Days before Moscow invaded Ukraine, Chinese President Xi Jinping hosted his Russian counterpart, Vladimir Putin, in Beijing, where the two countries declared a ‘boundless’ bilateral relationship.
Although demand in China remains subdued due to COVID restrictions, there has been some improvement over the past month as cities ease controls after the country’s worst outbreak since the early days of the pandemic.
This helped alleviate supply chain issues and resume industrial production, according to official data.
China’s overall imports from Russia rose 80% in May from a year ago, to $10.3 billion, according to customs data.
Beijing’s purchases of Russian liquefied natural gas jumped 54% from a year ago to 397,000 tonnes, even as overall imports of the fuel fell.
China has been accused of providing a diplomatic shield for Russia by criticizing Western sanctions against Moscow and arms sales to Kyiv.
Once bitter Cold War rivals, Beijing and Moscow have stepped up cooperation in recent years to counterbalance what they see as US global dominance.
This month, they unveiled the country’s first road bridge, linking the city of Blagoveshchensk in Russia’s far east with the city of Heihe in northern China.
Last week, Xi assured Putin of China’s support for Russian “sovereignty and security” during a call between the two leaders.
The Kremlin said the two agreed to step up economic cooperation in the face of “illegal” Western sanctions.

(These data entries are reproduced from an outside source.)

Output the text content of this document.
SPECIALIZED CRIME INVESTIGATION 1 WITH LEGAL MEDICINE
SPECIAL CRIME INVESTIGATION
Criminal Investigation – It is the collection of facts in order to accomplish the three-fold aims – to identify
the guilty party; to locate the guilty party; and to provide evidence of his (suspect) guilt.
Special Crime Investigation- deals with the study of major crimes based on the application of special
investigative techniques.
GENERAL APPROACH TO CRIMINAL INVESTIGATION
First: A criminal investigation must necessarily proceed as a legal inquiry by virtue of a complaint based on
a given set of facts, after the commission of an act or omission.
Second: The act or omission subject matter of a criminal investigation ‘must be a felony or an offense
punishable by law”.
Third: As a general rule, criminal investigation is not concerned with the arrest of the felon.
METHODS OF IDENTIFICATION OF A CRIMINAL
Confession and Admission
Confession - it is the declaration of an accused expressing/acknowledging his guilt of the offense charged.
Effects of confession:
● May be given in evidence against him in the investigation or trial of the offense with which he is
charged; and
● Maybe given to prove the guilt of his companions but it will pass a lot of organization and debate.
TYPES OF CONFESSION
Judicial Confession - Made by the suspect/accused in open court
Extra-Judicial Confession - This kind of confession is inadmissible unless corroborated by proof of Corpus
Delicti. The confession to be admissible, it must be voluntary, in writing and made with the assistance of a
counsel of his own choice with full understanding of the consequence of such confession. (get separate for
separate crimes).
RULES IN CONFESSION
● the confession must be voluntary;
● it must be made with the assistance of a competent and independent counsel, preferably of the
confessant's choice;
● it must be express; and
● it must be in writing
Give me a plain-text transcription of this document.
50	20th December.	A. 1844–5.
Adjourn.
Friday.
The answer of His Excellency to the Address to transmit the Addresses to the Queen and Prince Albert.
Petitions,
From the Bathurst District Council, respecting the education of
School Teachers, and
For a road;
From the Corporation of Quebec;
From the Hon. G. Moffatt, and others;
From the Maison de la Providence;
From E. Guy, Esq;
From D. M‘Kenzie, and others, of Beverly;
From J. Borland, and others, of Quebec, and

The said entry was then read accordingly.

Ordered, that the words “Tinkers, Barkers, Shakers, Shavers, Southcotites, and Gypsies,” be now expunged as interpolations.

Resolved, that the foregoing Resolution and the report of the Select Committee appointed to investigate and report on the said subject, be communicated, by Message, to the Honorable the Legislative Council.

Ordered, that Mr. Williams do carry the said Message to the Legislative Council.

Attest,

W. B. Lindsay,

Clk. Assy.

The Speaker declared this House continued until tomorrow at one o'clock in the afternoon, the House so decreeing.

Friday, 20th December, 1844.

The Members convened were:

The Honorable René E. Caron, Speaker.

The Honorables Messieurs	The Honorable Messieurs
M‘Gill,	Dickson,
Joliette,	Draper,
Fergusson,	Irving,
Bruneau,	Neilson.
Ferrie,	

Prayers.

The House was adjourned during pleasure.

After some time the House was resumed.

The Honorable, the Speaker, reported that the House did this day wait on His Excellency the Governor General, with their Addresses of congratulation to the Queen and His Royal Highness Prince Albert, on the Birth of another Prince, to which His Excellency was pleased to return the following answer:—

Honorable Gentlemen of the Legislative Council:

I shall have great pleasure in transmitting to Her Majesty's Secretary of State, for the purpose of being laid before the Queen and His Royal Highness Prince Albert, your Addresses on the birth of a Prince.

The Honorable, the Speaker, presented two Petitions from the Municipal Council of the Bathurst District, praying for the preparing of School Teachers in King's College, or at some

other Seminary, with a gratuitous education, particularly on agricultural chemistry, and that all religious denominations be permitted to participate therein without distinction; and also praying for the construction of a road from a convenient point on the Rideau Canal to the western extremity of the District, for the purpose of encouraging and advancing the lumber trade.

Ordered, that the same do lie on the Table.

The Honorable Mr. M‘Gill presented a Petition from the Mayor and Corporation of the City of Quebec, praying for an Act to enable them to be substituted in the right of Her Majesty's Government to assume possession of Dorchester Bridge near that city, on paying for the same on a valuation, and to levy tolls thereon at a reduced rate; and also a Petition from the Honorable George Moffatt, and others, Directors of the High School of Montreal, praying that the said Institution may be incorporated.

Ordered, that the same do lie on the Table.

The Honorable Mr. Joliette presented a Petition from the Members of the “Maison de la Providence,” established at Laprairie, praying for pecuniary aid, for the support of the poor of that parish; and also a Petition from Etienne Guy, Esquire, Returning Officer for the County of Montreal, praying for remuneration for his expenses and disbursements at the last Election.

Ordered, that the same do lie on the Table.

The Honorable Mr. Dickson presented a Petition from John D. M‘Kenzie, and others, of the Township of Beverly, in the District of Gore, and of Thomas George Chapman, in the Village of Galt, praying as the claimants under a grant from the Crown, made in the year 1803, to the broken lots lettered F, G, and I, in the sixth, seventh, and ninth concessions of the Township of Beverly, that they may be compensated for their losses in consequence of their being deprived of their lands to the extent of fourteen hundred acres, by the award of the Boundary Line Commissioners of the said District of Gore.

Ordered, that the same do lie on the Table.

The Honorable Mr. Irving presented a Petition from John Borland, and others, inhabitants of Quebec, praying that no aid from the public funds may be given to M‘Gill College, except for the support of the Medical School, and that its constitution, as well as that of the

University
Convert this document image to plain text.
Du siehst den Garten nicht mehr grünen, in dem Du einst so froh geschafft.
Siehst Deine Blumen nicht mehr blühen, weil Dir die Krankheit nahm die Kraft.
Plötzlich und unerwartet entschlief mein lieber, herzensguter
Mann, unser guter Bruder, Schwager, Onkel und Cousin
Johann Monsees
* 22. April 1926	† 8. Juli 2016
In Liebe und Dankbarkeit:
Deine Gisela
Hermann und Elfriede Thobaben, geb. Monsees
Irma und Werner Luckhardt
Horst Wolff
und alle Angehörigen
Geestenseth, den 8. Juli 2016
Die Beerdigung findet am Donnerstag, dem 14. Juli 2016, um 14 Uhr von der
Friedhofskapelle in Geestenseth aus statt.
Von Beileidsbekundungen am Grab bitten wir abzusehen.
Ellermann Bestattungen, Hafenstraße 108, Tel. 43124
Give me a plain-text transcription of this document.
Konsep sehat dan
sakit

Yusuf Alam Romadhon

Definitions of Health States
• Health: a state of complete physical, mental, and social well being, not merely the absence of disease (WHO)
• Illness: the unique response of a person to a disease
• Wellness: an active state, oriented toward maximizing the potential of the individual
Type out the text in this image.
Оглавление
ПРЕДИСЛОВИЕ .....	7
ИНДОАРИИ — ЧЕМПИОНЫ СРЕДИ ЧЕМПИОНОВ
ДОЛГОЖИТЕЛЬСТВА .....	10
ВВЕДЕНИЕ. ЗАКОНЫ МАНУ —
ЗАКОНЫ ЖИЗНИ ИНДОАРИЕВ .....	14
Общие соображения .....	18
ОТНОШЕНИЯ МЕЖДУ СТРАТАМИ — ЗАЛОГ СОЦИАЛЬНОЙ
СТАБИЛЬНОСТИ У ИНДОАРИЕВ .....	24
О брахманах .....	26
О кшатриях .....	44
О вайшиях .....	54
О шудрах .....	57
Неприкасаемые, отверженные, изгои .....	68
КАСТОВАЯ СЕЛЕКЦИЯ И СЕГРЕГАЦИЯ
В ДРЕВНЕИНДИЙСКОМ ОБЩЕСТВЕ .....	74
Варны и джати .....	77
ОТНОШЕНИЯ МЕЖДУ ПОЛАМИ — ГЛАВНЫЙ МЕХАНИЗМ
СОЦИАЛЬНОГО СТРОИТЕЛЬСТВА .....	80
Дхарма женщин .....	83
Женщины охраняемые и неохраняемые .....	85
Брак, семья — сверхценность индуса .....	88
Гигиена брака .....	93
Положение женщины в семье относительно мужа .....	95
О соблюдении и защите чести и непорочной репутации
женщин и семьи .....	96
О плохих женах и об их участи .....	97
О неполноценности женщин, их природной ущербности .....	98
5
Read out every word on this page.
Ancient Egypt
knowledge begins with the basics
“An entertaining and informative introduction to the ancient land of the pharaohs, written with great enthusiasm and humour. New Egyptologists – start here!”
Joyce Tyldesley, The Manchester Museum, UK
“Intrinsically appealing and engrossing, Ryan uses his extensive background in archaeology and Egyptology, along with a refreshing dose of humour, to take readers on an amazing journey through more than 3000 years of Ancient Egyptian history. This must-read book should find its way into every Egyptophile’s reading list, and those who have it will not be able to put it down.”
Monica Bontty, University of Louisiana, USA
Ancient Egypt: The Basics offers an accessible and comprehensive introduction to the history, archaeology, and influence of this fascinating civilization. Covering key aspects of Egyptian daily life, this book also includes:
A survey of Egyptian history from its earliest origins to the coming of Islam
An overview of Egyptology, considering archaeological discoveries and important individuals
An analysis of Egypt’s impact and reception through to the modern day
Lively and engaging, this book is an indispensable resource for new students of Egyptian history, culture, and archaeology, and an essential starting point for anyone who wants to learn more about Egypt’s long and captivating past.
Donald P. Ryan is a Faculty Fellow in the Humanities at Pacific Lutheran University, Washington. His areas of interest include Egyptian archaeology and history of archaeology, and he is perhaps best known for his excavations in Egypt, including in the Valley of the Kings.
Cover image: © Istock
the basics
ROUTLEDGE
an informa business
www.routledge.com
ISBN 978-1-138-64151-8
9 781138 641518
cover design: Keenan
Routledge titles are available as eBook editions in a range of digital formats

The West has implemented unprecedented sanctions against Russia in retaliation for its war in Ukraine, forcing Moscow to find new markets and suppliers to replace foreign companies that left Russia after the invasion.
The 27 countries of the European Union agreed at the end of May on a set of sanctions that would stop the majority of Russian oil imports.
The United States has already banned all Russian oil, but European nations are much more dependent on these imports.
Energy is a major source of revenue for Putin’s government, and Western nations are trying to isolate Moscow and hamper its ability to continue the war.